Monday, September 10, 2012

Empathicism - Painting Outside the Lines


By Ross Allen

"Abraham's Anguish" - A man succumbed by anguish.
Looking at paintings by the masters of old, you can't help but see how their style and impact has echoed through the ages.  The strokes, subjects and execution shown in their bodies of work created inspirational principles that artists have carried and passed for hundreds of years.

From various times, movements and styles, painters have been immortalized through their transference of the passion they feel in their lives; The pain and anguish of Van Gogh's psychosis bleeds onto the canvas, forming bright and heavy color swirls of movement and life, giving the viewer the power and passion (and perhaps even joy) required to appreciate his "Wheat Field with Crows."   With "Empathicism," creator LORD TOPH imbues traces of his predecessors through visceral depictions of emotion that lays claim to a new style, by paying attention to the styles before it.

Style is usually depicted with a tangibly evident formula.  Much like a martial art, there is movement, formation, philosophy, execution, and even an expected range of outcome.  Empathicism began with the combination of various styles (expressionism, impressionism, abstraction, to name a few), culminating in each style supporting the framework in the philosophy of its visual empathy; to convey specific emotions to the viewer, every time.  As we all feel the same emotions, the same emotion can affect each person differently.  Empathicism allows for the potency of other styles to reflect visual emotion, as multiple feelings can be experienced from one depicted emotion, as well as its inherited styles.

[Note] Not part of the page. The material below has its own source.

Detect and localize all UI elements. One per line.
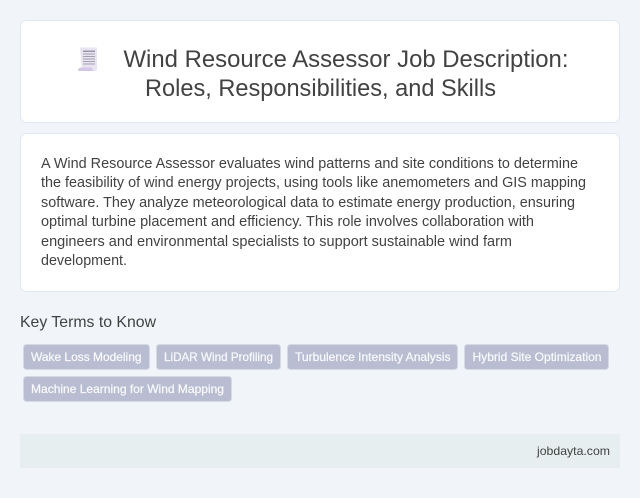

Take for instance LORD TOPH's painting, "Abraham's Anguish," the first painting of the "Expressions of Empathy" series, and the first painting of Empathicism.  This painting portrays a man named Abraham (no direct connection to the biblical Abraham) who is personified by his own tormenting anguish.  Monochromatic colors of blue, purple and green swirl and surround Abraham, whose face encompasses almost the entire painting.  Before I get any more descriptive into the underlying context and the all out formula of the painting (and I can) it is most important for me to accredit this work to another poignant piece in artistic foundation; Edvard Munch's "The Scream."

Edvard Munch's creation of "The Scream" came from his evening walk on a bridge overlooking Oslofjord, Norway.  According to Munch himself, he was walking with his friends, when he stopped to witness what he heard was "Nature's Scream.". The now painting shows the blood red sunset covering the skyline, depicting the bloodshed of nature and the ominous figure (perhaps a personification of Munch himself or Nature) in complete and utter fear and agony - a tell-tale sign of Empathicism indeed.

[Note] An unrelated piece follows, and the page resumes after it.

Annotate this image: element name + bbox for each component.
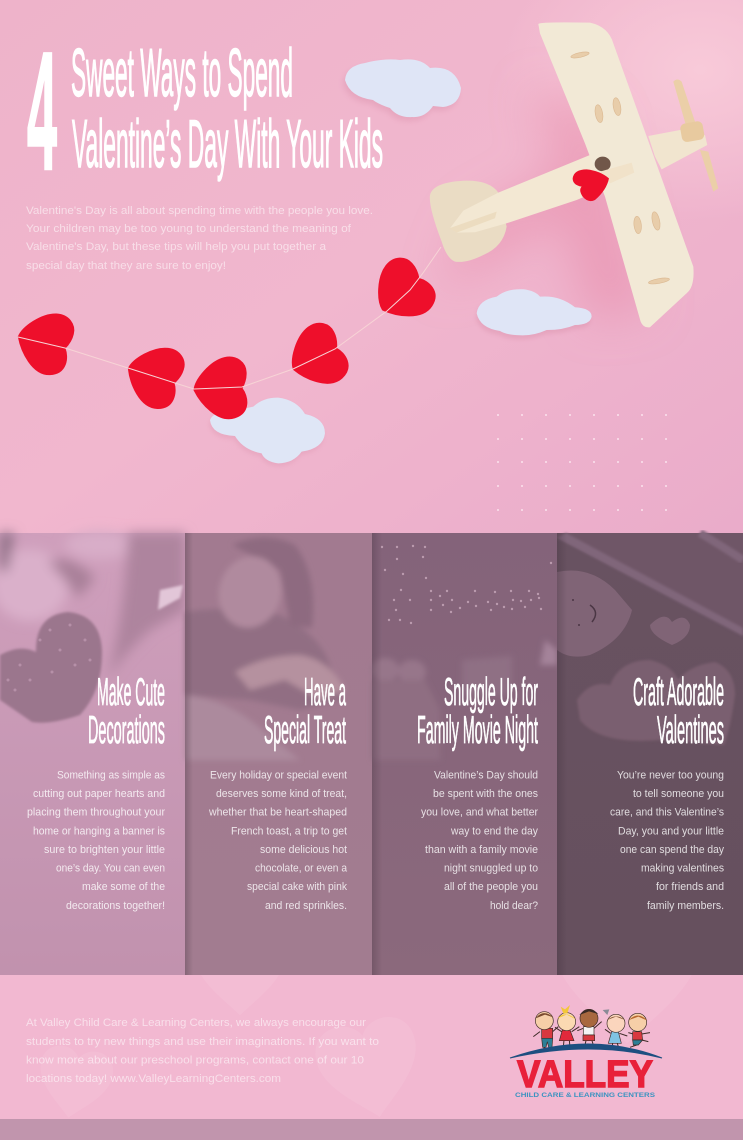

LORD TOPH's "Abraham's Anguish" was not directly influenced by "The Scream." Yet, like Munch, LORD TOPH concentrates on various styles, influences and emotion to convey a specific emotion that encompasses both the painting and the viewer.  Both paintings carry an abstraction in execution to exemplify the potency of emotion.  Both paintings show the subject in distress and anguish, giving a human perspective that directly connects us with the paining.  Both paintings also use a color application that psychologically articulates the mood and tone of their worlds.  So why would "Abraham's Anguish" not simply be a form of Expressionist painting, such as Munch's "The Scream?"

Keep in mind, Munch didn't initially create "The Scream" as a precursor or even a starting point for Expressionism.  He was a powerful enough painter and individual to portray life devoid of the lines and boundaries that we use to describe it.  Through the power of emotion, color, and human relation, a foundation for artistic connection was born, separated from reality.  LORD TOPH's founding of Empathicism creates artistic freedom specified by emotion and communicative direction.  If you see aspects of Expressionism, impressionism, Kandinsky, Klimt, or even Munch, any and all aspects serve to tell the underlying story of emotion.  It may be the "Style of no Style" philosophy, of simply LORD TOPH's unconscious deliberation of the masters before him.
And if so, I don't think they would mind - what would be the point of their legacy, if they did?